Wezwał do zorganizowania międzynarodowej misji obserwacyjnej na granicy Ukrainy i Białorusi.
W wywiadzie telewizyjnym NBC opublikowanym w piątek wieczorem Łukaszenko powiedział, że jego kraj popiera Rosję, ale „nie zabiliśmy nikogo i nie zamierzamy nikogo zabijać”.
„Nikt, w tym przypadku – Rosja, nie prosił nas o udział w tej operacji i nie zamierzamy się przyłączać” – wyjaśnił autorytarny przywódca Białorusi.
A. Łukaszenka powiedział też, że jego kraj „leczy Rosjan i Ukraińców, żywi Rosjan i Ukraińców” i przyjmuje ukraińskich uchodźców.
Łukaszenka jest sojusznikiem rosyjskiego prezydenta Władimira Putina i pozwolił siłom moskiewskim na wykorzystanie terytorium białoruskiego do przeprowadzenia w lutym operacji wojskowej przeciwko Kijowowi.

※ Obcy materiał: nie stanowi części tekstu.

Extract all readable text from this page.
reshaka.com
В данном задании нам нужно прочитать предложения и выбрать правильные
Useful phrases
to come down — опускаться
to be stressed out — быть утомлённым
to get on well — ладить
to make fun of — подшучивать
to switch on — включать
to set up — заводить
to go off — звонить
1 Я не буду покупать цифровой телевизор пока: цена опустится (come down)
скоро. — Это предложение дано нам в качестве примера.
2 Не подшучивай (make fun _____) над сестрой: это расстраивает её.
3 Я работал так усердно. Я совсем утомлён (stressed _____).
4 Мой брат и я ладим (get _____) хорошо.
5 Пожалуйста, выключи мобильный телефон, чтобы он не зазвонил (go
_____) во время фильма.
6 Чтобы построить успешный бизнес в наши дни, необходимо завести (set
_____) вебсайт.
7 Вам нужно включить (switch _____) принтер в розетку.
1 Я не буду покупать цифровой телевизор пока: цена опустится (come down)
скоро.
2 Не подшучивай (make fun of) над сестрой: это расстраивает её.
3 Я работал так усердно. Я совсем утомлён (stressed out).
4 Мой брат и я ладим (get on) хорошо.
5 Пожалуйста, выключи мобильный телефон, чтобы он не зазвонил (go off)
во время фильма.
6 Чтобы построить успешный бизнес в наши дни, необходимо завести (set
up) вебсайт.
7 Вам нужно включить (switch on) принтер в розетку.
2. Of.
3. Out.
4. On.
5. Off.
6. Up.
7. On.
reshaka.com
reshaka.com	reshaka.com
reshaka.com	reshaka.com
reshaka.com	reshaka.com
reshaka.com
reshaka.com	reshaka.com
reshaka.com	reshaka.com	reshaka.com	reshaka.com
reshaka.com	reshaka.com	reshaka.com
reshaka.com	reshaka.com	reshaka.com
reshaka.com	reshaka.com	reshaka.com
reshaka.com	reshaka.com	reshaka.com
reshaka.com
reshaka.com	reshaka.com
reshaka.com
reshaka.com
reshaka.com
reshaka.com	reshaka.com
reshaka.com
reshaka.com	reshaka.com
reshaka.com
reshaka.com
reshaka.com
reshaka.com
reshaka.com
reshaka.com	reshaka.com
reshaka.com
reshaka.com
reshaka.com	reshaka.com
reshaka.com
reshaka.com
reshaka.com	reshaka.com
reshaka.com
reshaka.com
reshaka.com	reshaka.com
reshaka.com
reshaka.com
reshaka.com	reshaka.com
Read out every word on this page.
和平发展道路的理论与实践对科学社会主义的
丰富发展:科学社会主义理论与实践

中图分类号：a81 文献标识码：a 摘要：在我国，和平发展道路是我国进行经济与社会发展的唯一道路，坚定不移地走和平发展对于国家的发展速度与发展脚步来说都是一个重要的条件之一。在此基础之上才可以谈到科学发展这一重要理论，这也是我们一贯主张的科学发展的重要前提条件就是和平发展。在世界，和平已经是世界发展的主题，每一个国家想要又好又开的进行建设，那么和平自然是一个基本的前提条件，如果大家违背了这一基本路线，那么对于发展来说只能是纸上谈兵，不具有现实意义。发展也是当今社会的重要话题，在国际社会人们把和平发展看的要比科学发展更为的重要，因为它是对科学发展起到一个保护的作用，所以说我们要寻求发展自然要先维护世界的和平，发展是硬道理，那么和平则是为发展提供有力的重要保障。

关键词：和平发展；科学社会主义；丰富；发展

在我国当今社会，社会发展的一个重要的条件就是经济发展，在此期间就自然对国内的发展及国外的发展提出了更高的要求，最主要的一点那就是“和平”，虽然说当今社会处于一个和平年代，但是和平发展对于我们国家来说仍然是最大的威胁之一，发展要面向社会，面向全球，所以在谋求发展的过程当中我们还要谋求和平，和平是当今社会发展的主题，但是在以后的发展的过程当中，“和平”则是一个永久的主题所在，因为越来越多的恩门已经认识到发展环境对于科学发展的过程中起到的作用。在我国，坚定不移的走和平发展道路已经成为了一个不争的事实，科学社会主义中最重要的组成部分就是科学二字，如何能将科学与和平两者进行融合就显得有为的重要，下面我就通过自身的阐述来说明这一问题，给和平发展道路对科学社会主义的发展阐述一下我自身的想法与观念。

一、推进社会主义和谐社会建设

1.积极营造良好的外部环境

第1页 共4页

Jednak dotychczas siły białoruskie nie brały udziału w ataku.
Białoruś jest politycznie i finansowo zależna od Rosji, swojego głównego sojusznika.
Zabronione jest powielanie informacji z agencji prasowej BNS w narzędziach informacji publicznej oraz na stronach internetowych bez pisemnej zgody UAB „BNS”.
Wybierz firmy i tematy, które Cię interesują – poinformujemy Cię w osobistym biuletynie, gdy tylko zostaną wymienione w „Verslo žinija”, „Sodra”, „Registrų centura” itp. w źródłach.
„Myśliciel. Miłośnik piwa. Miłośnik telewizji. Zombie geek. Żywności ninja. Nieprzejednany gracz. Analityk.”